A convincing Mozart reconstruction

Fresh and dynamic playing from a young musical duo, in a sensitive reworking of Mozart’s lesser-known concerto.

Composer: Mozart
Repertoire: Mozart Violin Sonata in G, K379 et al
Artists: Daniel Hope (violin), Sebastian Knauer (piano), Camerata Salzburg/Roger Norrington
Rating:  5/5 
Genre: Chamber
Label: Warner 2564 61944-2

You could be forgiven for not having come across Mozart’s Concerto for Violin and Piano before. The composer wrote just 120 bars before abandoning the work and turning his attentions to a sonata for the two solo instruments instead. Cue musicologist Philip Wilby, who has provided the rest of the concerto by orchestrating, most sensitively, two movements of that sonata; and cue a dynamic young duo, Daniel Hope and Sebastian Knauer, to play the results with a freshness, enthusiasm and intelligence that is positively life-enhancing.

Knauer’s engaging lightness of touch works wonders in the too-rarely played D major piano concerto, K451 and in the sonata he and Hope perform as if with one mind.
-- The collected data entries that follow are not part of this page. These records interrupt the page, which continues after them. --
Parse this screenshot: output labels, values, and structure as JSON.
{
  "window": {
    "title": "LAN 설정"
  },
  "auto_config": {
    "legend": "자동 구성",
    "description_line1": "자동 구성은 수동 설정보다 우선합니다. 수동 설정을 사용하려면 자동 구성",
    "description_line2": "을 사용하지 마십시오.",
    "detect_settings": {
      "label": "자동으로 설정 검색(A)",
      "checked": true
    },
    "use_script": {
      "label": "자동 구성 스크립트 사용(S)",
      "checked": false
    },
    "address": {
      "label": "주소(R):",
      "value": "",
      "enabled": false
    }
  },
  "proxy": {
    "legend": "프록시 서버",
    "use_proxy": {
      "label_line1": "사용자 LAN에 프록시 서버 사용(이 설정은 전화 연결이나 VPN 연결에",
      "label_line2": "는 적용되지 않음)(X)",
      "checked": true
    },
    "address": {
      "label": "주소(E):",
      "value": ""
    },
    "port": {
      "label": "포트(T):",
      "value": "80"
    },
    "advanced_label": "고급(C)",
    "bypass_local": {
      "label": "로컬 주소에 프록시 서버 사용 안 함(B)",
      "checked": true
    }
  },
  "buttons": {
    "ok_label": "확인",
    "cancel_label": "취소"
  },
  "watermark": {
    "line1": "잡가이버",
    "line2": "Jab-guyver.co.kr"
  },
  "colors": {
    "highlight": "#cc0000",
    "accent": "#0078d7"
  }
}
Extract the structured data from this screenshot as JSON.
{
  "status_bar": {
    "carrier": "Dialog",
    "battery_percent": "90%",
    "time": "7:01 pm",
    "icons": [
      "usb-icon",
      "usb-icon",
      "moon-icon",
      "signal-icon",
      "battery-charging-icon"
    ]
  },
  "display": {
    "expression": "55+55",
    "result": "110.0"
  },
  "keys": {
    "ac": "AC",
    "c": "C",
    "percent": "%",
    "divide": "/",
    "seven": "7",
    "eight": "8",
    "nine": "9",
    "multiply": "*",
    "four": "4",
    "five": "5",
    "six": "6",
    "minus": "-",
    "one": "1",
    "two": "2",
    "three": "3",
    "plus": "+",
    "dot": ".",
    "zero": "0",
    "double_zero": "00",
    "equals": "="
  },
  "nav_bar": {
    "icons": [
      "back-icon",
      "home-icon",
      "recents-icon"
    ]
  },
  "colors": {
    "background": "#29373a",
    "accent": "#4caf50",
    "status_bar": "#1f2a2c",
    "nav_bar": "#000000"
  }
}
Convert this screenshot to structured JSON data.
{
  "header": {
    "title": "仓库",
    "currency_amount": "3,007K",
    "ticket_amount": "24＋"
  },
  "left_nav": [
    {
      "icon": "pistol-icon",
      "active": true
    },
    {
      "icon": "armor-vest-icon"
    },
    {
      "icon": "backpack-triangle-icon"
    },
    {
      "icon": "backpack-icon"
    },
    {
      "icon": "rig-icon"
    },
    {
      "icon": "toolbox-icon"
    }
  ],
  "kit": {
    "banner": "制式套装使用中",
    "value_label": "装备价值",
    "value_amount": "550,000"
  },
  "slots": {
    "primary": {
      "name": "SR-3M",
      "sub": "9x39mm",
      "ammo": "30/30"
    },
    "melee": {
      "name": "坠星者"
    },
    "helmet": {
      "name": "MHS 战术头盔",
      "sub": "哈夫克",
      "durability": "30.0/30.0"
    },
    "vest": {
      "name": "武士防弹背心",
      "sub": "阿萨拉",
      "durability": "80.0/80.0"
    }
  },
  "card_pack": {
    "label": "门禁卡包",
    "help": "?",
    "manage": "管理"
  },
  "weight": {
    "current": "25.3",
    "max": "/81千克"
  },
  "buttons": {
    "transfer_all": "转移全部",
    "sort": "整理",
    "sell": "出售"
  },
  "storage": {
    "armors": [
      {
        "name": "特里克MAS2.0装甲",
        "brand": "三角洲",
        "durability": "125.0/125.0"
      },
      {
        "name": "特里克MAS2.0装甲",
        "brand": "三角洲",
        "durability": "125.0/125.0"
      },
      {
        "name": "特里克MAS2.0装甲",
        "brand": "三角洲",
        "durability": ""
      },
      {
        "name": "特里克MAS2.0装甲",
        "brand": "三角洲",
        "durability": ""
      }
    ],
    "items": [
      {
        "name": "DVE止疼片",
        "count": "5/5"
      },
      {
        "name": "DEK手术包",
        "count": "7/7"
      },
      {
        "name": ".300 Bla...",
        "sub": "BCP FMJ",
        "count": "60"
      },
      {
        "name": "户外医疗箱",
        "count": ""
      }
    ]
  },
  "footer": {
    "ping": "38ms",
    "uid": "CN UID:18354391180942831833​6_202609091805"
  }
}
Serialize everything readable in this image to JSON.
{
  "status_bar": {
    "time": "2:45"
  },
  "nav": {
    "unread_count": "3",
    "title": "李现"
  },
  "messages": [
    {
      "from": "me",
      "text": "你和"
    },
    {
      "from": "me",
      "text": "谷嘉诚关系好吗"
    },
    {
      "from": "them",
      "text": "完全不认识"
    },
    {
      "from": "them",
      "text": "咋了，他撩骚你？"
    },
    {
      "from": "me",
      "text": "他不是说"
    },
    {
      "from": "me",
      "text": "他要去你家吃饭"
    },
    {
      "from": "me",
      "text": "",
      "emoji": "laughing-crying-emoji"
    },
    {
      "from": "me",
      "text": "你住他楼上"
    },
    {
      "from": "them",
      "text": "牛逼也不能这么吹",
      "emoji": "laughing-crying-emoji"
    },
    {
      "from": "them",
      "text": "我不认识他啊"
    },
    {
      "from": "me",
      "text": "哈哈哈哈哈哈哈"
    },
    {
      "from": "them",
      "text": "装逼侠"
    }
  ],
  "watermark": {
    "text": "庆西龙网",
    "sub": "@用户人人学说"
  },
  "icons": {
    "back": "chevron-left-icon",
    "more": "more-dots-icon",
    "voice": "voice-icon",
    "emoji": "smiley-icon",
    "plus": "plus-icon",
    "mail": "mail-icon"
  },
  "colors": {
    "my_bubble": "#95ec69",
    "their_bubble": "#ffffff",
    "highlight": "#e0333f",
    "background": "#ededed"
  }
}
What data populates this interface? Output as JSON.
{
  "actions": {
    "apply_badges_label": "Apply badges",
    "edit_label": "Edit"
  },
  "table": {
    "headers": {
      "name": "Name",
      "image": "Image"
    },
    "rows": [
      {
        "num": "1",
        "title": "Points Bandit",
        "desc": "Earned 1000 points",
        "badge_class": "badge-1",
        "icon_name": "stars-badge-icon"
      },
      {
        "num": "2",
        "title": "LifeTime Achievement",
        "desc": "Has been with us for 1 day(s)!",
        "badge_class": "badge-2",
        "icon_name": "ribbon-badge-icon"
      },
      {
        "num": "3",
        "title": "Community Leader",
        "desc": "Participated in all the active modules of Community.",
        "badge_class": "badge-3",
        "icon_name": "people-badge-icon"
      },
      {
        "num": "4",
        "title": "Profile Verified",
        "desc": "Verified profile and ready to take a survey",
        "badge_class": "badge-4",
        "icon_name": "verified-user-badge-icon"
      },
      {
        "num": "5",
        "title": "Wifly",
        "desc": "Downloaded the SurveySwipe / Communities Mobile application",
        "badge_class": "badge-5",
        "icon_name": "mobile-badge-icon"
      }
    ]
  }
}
Add to this the decorous, tender partnering of the Camerata Salzburg under Norrington and the total effect is one of joyful music-making among friends.

Norrington remarks in the booklet, ‘What a joy to realise that you can  play convincingly with any instrument, whether old or new, and that “early music” is in the mind rather than the hardware.’ How right he is! Indeed, Hope and Knauer’s playing offers a stylish, musical and utterly delicious antidote to the over-mannered, point-proving exercises that too many ‘early music’ recordings have long presented.